Black vote surges in final days of North Carolina early voting

Through events like this voter mobilization rally at N.C. Central University in Durham, N.C., African-American voters steadily grew turnout in North Carolina's early voting period. After early voting ended Saturday, black early voting climbed to 687,500 for 2016, about 67,100 less than the high level achieved in 2012. (Photo: Common Cause NC)

After drawing national attention for African-American early voting turnout that was falling below 2012's record pace, North Carolina saw a surge in black voters during the final days of the 2016 early voting period, which ended Saturday.

A Facing South/Institute for Southern Studies analysis finds that in the last two days of early voting alone, 122,800 African-American voters cast ballots in North Carolina, which has emerged as one of the most closely watched battlegrounds of 2016.

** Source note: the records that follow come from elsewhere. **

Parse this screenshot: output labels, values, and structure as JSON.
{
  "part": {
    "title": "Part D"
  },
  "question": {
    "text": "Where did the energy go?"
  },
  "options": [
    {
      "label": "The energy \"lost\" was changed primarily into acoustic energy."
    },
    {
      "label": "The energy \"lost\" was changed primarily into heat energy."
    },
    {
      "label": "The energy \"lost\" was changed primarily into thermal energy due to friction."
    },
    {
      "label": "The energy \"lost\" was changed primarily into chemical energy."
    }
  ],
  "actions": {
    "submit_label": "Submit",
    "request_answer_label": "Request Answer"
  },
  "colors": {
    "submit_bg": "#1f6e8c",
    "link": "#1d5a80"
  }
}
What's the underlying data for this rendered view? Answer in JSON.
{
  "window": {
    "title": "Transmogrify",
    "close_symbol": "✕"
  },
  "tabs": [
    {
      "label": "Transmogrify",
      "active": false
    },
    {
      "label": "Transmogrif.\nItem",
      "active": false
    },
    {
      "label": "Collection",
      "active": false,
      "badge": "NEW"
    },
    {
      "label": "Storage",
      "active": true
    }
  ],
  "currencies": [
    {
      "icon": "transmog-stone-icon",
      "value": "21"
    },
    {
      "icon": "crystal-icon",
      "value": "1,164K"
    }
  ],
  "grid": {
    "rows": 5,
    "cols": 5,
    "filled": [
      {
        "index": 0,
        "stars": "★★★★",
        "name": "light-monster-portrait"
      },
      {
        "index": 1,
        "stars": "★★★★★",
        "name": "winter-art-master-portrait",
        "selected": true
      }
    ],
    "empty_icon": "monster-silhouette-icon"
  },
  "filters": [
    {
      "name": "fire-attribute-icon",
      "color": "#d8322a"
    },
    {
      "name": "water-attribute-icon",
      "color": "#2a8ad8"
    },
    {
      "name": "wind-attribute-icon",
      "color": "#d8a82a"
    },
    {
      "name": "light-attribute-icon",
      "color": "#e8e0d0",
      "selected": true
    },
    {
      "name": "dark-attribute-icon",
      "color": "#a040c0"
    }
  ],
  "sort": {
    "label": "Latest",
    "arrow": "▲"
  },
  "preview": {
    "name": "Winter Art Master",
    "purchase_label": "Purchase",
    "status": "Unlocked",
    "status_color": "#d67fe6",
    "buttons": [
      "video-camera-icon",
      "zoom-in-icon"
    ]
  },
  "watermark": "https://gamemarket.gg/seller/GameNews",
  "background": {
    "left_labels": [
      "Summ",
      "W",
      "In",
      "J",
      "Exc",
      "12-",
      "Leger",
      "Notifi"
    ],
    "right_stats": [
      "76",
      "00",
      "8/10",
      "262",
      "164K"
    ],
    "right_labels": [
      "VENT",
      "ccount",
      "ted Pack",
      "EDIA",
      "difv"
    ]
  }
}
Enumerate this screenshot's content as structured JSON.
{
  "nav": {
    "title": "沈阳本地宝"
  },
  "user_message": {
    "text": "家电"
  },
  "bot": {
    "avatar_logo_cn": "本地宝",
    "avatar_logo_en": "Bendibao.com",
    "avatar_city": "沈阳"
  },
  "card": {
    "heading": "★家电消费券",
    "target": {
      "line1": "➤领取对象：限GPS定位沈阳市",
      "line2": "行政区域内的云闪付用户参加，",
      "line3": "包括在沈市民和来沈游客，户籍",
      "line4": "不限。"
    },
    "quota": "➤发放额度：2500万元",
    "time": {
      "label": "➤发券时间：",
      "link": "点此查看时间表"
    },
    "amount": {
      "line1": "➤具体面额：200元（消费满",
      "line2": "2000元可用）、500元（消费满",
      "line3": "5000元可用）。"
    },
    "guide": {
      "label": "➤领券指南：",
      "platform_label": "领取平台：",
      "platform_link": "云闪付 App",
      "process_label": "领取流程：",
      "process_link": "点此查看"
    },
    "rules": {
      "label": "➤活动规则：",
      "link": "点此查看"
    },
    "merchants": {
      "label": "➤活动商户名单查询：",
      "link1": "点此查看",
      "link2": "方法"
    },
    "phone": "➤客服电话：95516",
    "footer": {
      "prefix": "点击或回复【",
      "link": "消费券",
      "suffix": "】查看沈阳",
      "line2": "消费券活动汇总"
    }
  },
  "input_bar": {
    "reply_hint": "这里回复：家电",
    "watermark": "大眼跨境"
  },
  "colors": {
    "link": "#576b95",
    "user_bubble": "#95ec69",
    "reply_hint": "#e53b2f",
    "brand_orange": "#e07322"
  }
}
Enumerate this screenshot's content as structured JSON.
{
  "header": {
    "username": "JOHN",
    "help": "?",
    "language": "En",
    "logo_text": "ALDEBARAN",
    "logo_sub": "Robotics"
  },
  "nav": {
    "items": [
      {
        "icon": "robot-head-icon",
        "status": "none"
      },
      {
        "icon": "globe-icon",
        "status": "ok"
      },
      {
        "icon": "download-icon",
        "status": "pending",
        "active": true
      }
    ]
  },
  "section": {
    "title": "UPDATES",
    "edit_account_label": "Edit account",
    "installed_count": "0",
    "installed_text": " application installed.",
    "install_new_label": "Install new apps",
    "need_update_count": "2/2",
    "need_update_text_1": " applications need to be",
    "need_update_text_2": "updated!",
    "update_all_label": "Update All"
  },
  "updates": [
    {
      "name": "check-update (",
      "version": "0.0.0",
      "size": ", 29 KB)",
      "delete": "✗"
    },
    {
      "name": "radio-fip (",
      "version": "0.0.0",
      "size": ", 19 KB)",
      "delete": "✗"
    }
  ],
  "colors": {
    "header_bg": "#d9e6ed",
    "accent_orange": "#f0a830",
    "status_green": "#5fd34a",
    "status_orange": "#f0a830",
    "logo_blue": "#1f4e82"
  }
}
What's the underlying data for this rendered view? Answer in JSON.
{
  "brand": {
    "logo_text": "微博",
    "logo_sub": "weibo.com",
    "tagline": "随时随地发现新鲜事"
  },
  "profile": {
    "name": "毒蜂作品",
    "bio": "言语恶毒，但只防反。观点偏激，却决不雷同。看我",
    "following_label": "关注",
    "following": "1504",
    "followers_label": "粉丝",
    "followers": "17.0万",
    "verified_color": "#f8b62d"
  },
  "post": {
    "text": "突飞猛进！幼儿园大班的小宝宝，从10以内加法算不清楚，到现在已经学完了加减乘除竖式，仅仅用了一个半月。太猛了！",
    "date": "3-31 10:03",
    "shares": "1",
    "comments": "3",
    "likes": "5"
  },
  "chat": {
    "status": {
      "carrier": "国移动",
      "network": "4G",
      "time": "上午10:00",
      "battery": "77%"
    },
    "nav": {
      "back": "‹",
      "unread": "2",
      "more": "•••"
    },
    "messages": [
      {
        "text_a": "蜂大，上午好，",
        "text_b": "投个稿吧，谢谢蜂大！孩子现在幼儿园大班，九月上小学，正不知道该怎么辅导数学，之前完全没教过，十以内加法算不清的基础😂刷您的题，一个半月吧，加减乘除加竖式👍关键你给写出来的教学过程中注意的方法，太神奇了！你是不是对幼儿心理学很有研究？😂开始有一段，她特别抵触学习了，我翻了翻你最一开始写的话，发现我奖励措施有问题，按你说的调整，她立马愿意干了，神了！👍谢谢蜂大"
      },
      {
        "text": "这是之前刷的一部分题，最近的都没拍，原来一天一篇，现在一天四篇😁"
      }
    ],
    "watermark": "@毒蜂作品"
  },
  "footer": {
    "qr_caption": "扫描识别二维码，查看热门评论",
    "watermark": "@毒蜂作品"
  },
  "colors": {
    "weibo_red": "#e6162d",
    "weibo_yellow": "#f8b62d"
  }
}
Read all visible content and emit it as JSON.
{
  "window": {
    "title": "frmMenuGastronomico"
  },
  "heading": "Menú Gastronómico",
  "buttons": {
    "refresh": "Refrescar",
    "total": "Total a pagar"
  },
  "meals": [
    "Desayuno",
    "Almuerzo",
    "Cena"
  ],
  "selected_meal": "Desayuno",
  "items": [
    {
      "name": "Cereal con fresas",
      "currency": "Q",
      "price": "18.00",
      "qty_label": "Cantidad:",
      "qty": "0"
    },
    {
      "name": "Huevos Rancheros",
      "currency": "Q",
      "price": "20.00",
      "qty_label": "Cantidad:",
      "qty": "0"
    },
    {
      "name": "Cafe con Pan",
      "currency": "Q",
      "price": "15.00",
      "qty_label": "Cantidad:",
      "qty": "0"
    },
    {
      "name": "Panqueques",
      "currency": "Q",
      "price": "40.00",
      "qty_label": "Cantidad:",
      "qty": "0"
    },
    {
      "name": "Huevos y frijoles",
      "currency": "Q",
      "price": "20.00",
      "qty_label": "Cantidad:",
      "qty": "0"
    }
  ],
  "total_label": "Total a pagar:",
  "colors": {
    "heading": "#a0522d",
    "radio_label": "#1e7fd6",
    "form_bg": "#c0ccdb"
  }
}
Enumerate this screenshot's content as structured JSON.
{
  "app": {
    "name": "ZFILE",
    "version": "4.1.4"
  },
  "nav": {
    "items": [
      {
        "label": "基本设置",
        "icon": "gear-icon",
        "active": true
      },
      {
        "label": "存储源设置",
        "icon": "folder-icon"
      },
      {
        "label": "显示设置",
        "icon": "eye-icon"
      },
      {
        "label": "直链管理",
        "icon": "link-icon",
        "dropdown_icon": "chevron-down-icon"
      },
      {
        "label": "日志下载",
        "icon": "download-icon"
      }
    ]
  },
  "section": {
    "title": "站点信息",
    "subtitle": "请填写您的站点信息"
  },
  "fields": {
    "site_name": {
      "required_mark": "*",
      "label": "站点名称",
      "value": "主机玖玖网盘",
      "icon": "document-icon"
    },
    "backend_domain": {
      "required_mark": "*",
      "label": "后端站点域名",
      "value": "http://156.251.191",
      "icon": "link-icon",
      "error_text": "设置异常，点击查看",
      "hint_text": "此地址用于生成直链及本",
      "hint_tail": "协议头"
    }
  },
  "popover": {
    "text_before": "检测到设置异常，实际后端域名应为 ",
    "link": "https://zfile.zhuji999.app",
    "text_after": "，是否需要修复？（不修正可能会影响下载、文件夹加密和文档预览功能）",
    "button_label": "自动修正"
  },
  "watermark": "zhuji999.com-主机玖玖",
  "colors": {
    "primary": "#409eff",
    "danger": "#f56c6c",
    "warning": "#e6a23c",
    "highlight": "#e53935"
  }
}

As of mid-Sunday, the latest figures released by the N.C. State Board of Elections show African-American early voting turnout in 2016 was still 67,000 votes shy of levels reached in 2012, when President Obama ran for a second term. Black voters represent 22.3 percent of early voters this year, compared to 27.4 percent four years ago. African Americans are 22.2 percent of North Carolina's registered voters.

The following chart shows 11 counties in North Carolina where the drop-off in black early voting between 2012 and 2016 amounts to 1,500 or more votes, as well as the statewide figures (click on it for a larger version):

The African-American voting surge in the final days of early voting, which had been limited in many key North Carolina counties, helped significantly close the turnout gap. In two days, 2016 black early voting went from 25 percent lower than 2012 to just 9 percent.

With counties closing the books on early voting, all eyes turn to Election Day on Nov. 8: With 45 percent of the North Carolina electorate having already cast ballots, candidates will now contest for the votes of the state's remaining 3.8 million registered voters, including 840,000 African-American voters.